Digital public infrastructure (DPI) refers to the common, foundational digital systems that enable the delivery of services in the digital age. Elements of DPI can be developed by the public or private sector, or co-developed to benefit the delivery and access to services across both sectors, and eventually across borders. DPI needs to be standards-based and re-usable.
The seven Latin American and Caribbean (LAC) countries surveyed have made mixed progress in establishing DPI at the central/federal government level in 2022. LAC countries outperform the OECD in key areas, including the adoption of interoperability frameworks (adopted by all LAC countries compared to 91% of OECD ones) and shared networks (adopted by six LAC countries, or 86%, compared to 82% of OECD countries), which are crucial for communication and data exchange across government agencies. Other elements of DPI are less widespread: four LAC countries (57%) have common digital payment solutions (similar to OECD countries at 55%).
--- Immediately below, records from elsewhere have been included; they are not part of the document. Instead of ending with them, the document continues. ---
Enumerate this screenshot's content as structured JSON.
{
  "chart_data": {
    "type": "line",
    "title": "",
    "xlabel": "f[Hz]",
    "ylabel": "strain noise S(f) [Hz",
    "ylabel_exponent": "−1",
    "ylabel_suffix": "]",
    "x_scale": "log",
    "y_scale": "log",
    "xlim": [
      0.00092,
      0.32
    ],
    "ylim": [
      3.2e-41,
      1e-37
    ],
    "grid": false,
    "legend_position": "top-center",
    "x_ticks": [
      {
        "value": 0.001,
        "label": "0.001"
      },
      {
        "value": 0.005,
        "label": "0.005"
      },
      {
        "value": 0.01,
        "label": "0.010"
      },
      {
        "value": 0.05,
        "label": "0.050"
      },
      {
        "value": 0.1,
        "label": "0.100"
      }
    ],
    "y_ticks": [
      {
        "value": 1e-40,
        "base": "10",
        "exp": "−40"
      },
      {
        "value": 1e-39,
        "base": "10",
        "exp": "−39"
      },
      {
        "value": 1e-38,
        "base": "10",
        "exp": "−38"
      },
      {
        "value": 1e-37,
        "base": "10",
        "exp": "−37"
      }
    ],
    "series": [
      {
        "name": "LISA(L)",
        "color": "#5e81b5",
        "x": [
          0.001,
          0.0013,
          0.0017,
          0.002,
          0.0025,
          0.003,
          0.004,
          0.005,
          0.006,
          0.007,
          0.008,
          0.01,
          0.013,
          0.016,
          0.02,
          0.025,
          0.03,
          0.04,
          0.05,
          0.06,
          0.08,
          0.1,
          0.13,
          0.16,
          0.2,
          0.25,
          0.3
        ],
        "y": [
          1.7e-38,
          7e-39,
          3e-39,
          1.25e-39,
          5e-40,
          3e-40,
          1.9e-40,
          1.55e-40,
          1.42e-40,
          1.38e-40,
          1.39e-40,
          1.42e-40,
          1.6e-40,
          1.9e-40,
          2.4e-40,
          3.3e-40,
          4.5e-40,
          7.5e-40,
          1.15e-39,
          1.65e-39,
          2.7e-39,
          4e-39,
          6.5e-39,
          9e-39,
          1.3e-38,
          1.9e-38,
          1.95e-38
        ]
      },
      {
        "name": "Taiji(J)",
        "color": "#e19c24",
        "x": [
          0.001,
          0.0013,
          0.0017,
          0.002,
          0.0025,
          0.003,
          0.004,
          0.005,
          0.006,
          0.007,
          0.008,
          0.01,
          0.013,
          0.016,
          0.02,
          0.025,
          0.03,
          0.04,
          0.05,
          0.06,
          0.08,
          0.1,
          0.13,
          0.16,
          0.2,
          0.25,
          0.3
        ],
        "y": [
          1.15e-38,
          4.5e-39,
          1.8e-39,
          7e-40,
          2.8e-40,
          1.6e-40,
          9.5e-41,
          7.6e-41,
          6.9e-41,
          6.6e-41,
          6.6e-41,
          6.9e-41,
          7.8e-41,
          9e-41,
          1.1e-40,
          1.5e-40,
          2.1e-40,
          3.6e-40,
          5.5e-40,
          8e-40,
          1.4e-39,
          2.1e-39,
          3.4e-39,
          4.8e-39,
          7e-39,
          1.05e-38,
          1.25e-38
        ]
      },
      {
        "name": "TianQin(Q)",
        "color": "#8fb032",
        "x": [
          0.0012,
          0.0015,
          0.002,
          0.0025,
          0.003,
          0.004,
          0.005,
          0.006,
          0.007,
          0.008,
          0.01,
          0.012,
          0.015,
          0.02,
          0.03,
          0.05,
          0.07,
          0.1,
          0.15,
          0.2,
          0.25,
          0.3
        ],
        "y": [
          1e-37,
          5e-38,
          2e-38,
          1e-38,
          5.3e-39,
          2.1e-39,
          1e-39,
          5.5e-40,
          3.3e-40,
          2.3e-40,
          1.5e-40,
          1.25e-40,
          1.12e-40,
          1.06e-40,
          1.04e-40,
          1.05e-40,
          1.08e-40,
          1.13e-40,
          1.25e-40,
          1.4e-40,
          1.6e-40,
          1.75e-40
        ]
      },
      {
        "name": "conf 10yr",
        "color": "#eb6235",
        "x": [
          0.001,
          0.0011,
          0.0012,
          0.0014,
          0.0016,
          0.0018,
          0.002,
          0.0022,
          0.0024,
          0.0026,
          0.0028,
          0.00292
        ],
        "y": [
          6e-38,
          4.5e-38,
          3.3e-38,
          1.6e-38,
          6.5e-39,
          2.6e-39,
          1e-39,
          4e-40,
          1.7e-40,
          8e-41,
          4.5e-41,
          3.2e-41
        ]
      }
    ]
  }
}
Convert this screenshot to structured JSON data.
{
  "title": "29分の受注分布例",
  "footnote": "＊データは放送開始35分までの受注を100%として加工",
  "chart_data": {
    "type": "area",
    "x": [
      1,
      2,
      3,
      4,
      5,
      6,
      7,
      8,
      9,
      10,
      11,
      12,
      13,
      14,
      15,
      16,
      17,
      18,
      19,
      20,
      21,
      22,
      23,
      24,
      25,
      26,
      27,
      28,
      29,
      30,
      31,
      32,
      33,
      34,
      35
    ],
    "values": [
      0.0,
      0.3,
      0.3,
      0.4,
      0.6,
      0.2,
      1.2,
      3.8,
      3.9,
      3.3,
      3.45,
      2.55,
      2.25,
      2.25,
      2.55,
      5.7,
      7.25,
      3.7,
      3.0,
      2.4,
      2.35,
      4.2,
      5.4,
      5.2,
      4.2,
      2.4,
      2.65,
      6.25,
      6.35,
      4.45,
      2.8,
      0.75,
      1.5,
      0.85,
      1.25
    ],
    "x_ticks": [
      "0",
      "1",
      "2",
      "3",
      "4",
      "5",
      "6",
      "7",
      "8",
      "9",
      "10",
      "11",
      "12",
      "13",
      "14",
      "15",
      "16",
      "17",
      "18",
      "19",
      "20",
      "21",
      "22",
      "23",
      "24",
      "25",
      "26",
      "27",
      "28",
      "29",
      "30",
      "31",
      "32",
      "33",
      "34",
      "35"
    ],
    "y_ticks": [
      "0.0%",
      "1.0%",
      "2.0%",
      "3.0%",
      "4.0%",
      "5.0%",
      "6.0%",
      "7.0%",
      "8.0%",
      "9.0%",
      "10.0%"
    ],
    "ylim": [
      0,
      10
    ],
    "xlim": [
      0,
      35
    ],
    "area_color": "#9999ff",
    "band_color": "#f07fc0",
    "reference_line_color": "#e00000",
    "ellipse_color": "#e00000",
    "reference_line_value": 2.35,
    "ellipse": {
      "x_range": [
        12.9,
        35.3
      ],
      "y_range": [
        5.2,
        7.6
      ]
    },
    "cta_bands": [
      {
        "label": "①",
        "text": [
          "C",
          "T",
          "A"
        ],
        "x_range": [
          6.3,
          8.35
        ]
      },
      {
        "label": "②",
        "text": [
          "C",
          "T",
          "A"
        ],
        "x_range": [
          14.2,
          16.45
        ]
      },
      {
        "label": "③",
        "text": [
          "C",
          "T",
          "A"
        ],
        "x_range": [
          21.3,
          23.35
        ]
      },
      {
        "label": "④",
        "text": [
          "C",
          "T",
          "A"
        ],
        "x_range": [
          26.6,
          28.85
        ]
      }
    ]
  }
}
Furthermore, three of the seven LAC countries have digital tools to notify users during the process of accessing a service (43%) compared to 55% of OECD countries and only two each (29%) have implemented metadata management and base registry frameworks, compared to 61% and 64% of OECD countries respectively (Figure 9.3).
Digital identity is a core pillar of DPI, but systems in LAC countries do not provide wide enough access to public services or promote cross-sector interoperability. National digital identity systems only enable access to half or more online public services in four of the seven surveyed LAC countries (57%), compared to 73% of OECD countries (Online Figure F.6.1). Digital identity governance could be reinforced in LAC countries to secure the trusted use of digital identities across sectors. While six out of the seven surveyed LAC countries have a body or ministry responsible for digital identity, only in Brazil does the mandate cover both the public sector and the wider digital economy, which is the case in 64% of OECD countries (Figure 9.4). This indicates a critical opportunity for LAC countries to establish more robust and comprehensive digital identity frameworks, empowering users beyond simply accessing government services.
Other types of digital public infrastructure, such as cloud infrastructure, are relevant to enabling the digital transformation of governments at scale. Making this infrastructure available to public institutions enhances efficiency and scalability when digitalising government processes and services. Of the surveyed LAC countries, only Argentina has a dedicated cloud infrastructure strategy for the public sector, compared to 36% of OECD countries. However, four (57%) have included the adoption of cloud infrastructure within their national digital government strategies to enable scalable government services, compared to 24% of OECD countries (Figure 9.5). When looking at specific cloud solutions, LAC countries lag behind their OECD counterparts; only three each (43%) provide cloud computing (compared to 64% of OECD countries), platform as a service (67%) and software as a service initiative (61%) (Online Figure F.6.2). This shows the need for greater efforts to translate strategies into concrete solutions.